There is something about Texas and jobs
From the IRS losing emails to the crisis in Iraq, we've lost track of an amazing success story, i.e. the Texas economy.
We got very good news today about jobs in Texas in The Dallas Morning News:
"Texas employers added more jobs than any other state in May, and if that pace continues, economists say this year could be a record-setting one for the state.
Texas saw an increase of 56,400 jobs in May after adding 62,400 in April, the biggest monthly gains in four years, according to the U.S. Bureau of Labor Statistics.
The April figure was revised down from an initial 64,100.
The state jobless rate dipped from 5.2 percent in April to 5.1 percent — well below the U.S. rate of 6.3 percent last month.
Texas and the nation have seen stronger job growth for the last few months. That trend, combined with other improving statistics, such as consumer confidence and industrial production, show a strengthening economy and a rebound from a hiring slowdown caused by bad weather at the start of the year.
“I was pretty shocked at how big the number was again,” Boyd Nash-Stacey, an economist for BBVA Compass bank, said about the job growth. Texas’ recent job gains are three times the average monthly job-creation rate over the last 15 years, he calculated.
“Texas is on pace to create the second-most jobs nationally of all time — about 500,000 — which to me is unbelievable that we’ve seen numbers this strong in the recovery,” Nash-Stacey said.
“California created about 600,000 jobs in 1978.”"
Oil and gas are obviously big job creators.
My impression is that Texas attracts people, and employers, because of a climate that understands that delicate balance between regulations and over regulating industries.
Add to this that foreign investors also like Texas, as Jim Landers wrote recently:
"It is cheaper to do business in North Texas than in many other parts of the country.
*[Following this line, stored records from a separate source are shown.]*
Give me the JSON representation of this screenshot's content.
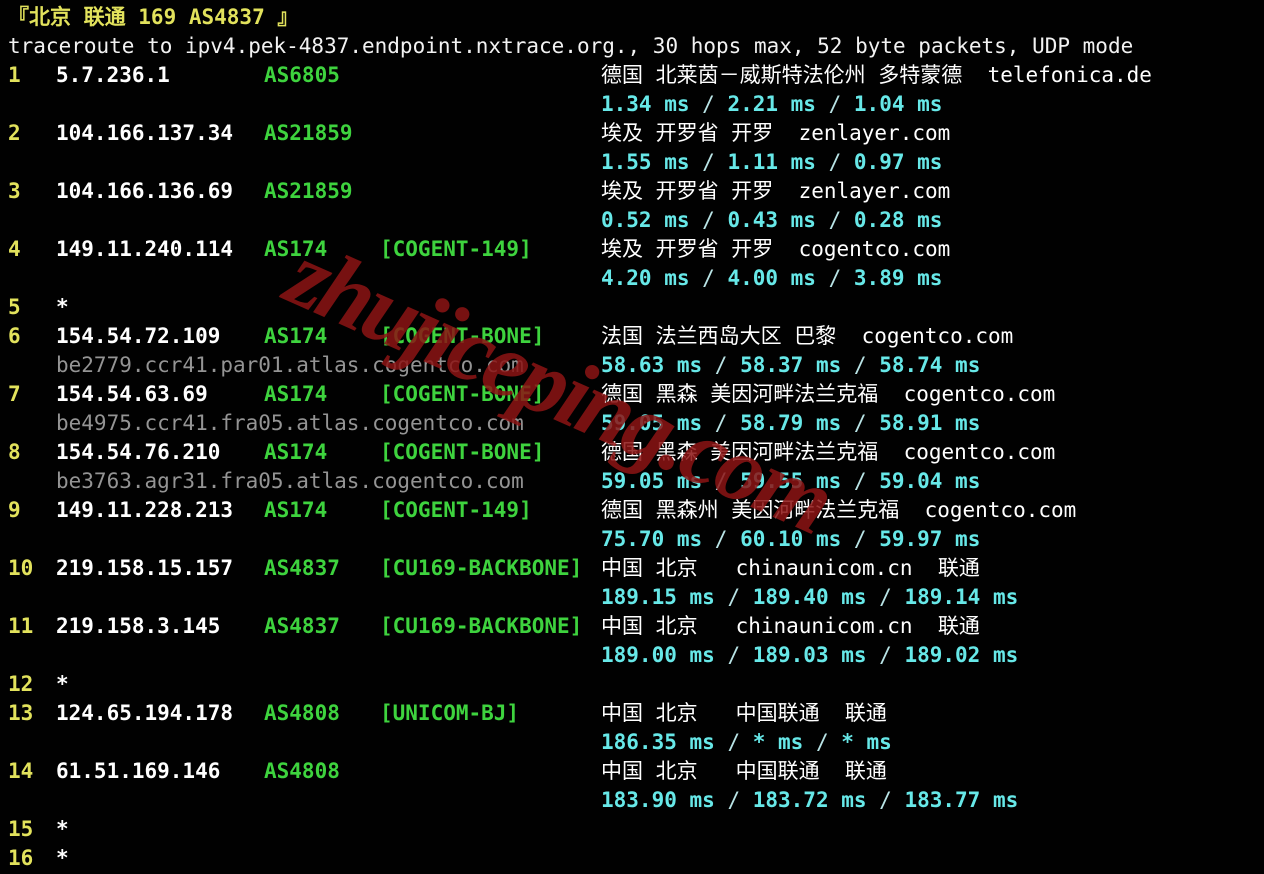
{
  "terminal": {
    "header": "『北京 联通 169 AS4837 』",
    "trace_line": "traceroute to ipv4.pek-4837.endpoint.nxtrace.org., 30 hops max, 52 byte packets, UDP mode",
    "watermark": "zhujiceping.com",
    "colors": {
      "background": "#010101",
      "hop_number": "#e2e25c",
      "asn_green": "#3ed33e",
      "latency_cyan": "#67e8e8",
      "text_white": "#ffffff",
      "hostname_gray": "#949494",
      "watermark_red": "#8c1414"
    },
    "latency_separator": "/",
    "hops": [
      {
        "num": "1",
        "ip": "5.7.236.1",
        "asn": "AS6805",
        "tag": "",
        "geo": "德国 北莱茵－威斯特法伦州 多特蒙德  telefonica.de",
        "hostname": "",
        "rtt": [
          "1.34 ms",
          "2.21 ms",
          "1.04 ms"
        ]
      },
      {
        "num": "2",
        "ip": "104.166.137.34",
        "asn": "AS21859",
        "tag": "",
        "geo": "埃及 开罗省 开罗  zenlayer.com",
        "hostname": "",
        "rtt": [
          "1.55 ms",
          "1.11 ms",
          "0.97 ms"
        ]
      },
      {
        "num": "3",
        "ip": "104.166.136.69",
        "asn": "AS21859",
        "tag": "",
        "geo": "埃及 开罗省 开罗  zenlayer.com",
        "hostname": "",
        "rtt": [
          "0.52 ms",
          "0.43 ms",
          "0.28 ms"
        ]
      },
      {
        "num": "4",
        "ip": "149.11.240.114",
        "asn": "AS174",
        "tag": "[COGENT-149]",
        "geo": "埃及 开罗省 开罗  cogentco.com",
        "hostname": "",
        "rtt": [
          "4.20 ms",
          "4.00 ms",
          "3.89 ms"
        ]
      },
      {
        "num": "5",
        "ip": "*",
        "asn": "",
        "tag": "",
        "geo": "",
        "hostname": "",
        "rtt": null
      },
      {
        "num": "6",
        "ip": "154.54.72.109",
        "asn": "AS174",
        "tag": "[COGENT-BONE]",
        "geo": "法国 法兰西岛大区 巴黎  cogentco.com",
        "hostname": "be2779.ccr41.par01.atlas.cogentco.com",
        "rtt": [
          "58.63 ms",
          "58.37 ms",
          "58.74 ms"
        ]
      },
      {
        "num": "7",
        "ip": "154.54.63.69",
        "asn": "AS174",
        "tag": "[COGENT-BONE]",
        "geo": "德国 黑森 美因河畔法兰克福  cogentco.com",
        "hostname": "be4975.ccr41.fra05.atlas.cogentco.com",
        "rtt": [
          "59.05 ms",
          "58.79 ms",
          "58.91 ms"
        ]
      },
      {
        "num": "8",
        "ip": "154.54.76.210",
        "asn": "AS174",
        "tag": "[COGENT-BONE]",
        "geo": "德国 黑森 美因河畔法兰克福  cogentco.com",
        "hostname": "be3763.agr31.fra05.atlas.cogentco.com",
        "rtt": [
          "59.05 ms",
          "59.55 ms",
          "59.04 ms"
        ]
      },
      {
        "num": "9",
        "ip": "149.11.228.213",
        "asn": "AS174",
        "tag": "[COGENT-149]",
        "geo": "德国 黑森州 美因河畔法兰克福  cogentco.com",
        "hostname": "",
        "rtt": [
          "75.70 ms",
          "60.10 ms",
          "59.97 ms"
        ]
      },
      {
        "num": "10",
        "ip": "219.158.15.157",
        "asn": "AS4837",
        "tag": "[CU169-BACKBONE]",
        "geo": "中国 北京   chinaunicom.cn  联通",
        "hostname": "",
        "rtt": [
          "189.15 ms",
          "189.40 ms",
          "189.14 ms"
        ]
      },
      {
        "num": "11",
        "ip": "219.158.3.145",
        "asn": "AS4837",
        "tag": "[CU169-BACKBONE]",
        "geo": "中国 北京   chinaunicom.cn  联通",
        "hostname": "",
        "rtt": [
          "189.00 ms",
          "189.03 ms",
          "189.02 ms"
        ]
      },
      {
        "num": "12",
        "ip": "*",
        "asn": "",
        "tag": "",
        "geo": "",
        "hostname": "",
        "rtt": null
      },
      {
        "num": "13",
        "ip": "124.65.194.178",
        "asn": "AS4808",
        "tag": "[UNICOM-BJ]",
        "geo": "中国 北京   中国联通  联通",
        "hostname": "",
        "rtt": [
          "186.35 ms",
          "* ms",
          "* ms"
        ]
      },
      {
        "num": "14",
        "ip": "61.51.169.146",
        "asn": "AS4808",
        "tag": "",
        "geo": "中国 北京   中国联通  联通",
        "hostname": "",
        "rtt": [
          "183.90 ms",
          "183.72 ms",
          "183.77 ms"
        ]
      },
      {
        "num": "15",
        "ip": "*",
        "asn": "",
        "tag": "",
        "geo": "",
        "hostname": "",
        "rtt": null
      },
      {
        "num": "16",
        "ip": "*",
        "asn": "",
        "tag": "",
        "geo": "",
        "hostname": "",
        "rtt": null
      }
    ]
  }
}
There’s no state income tax. The cost of housing is low. Electricity supply is a concern during peak demand days, but energy is otherwise relatively cheap and abundant.
Other factors count even more in location strategies. Nancy McLernon, president and CEO of the Organization for International Investment, says the top financial people at foreign companies want access to talent, customers and good infrastructure (airports, highways and such).
“Texas has done well,” McLernon said, “and because it’s done well, it’s going to attract even more’’ investment.
She calls it “the Davos water cooler effect,” after the Swiss mountain village that hosts an annual conference of top business, government and cultural figures. If one company has a positive experience in North Texas, others will look into the area as well.
Kenan Fikri, a research analyst with the Brookings Institution’s metropolitan policy program, sees evidence of this in Monday’s announcements by Toyota and Hisun.
“A lot of it probably has to do with momentum,” he said. “Clearly they think Dallas has the talent they need to tap into.”"
I'm not bragging. I'm just saying that Texas is doing something well, especially when it comes to creating the kind of business climate that businessmen like to invest in.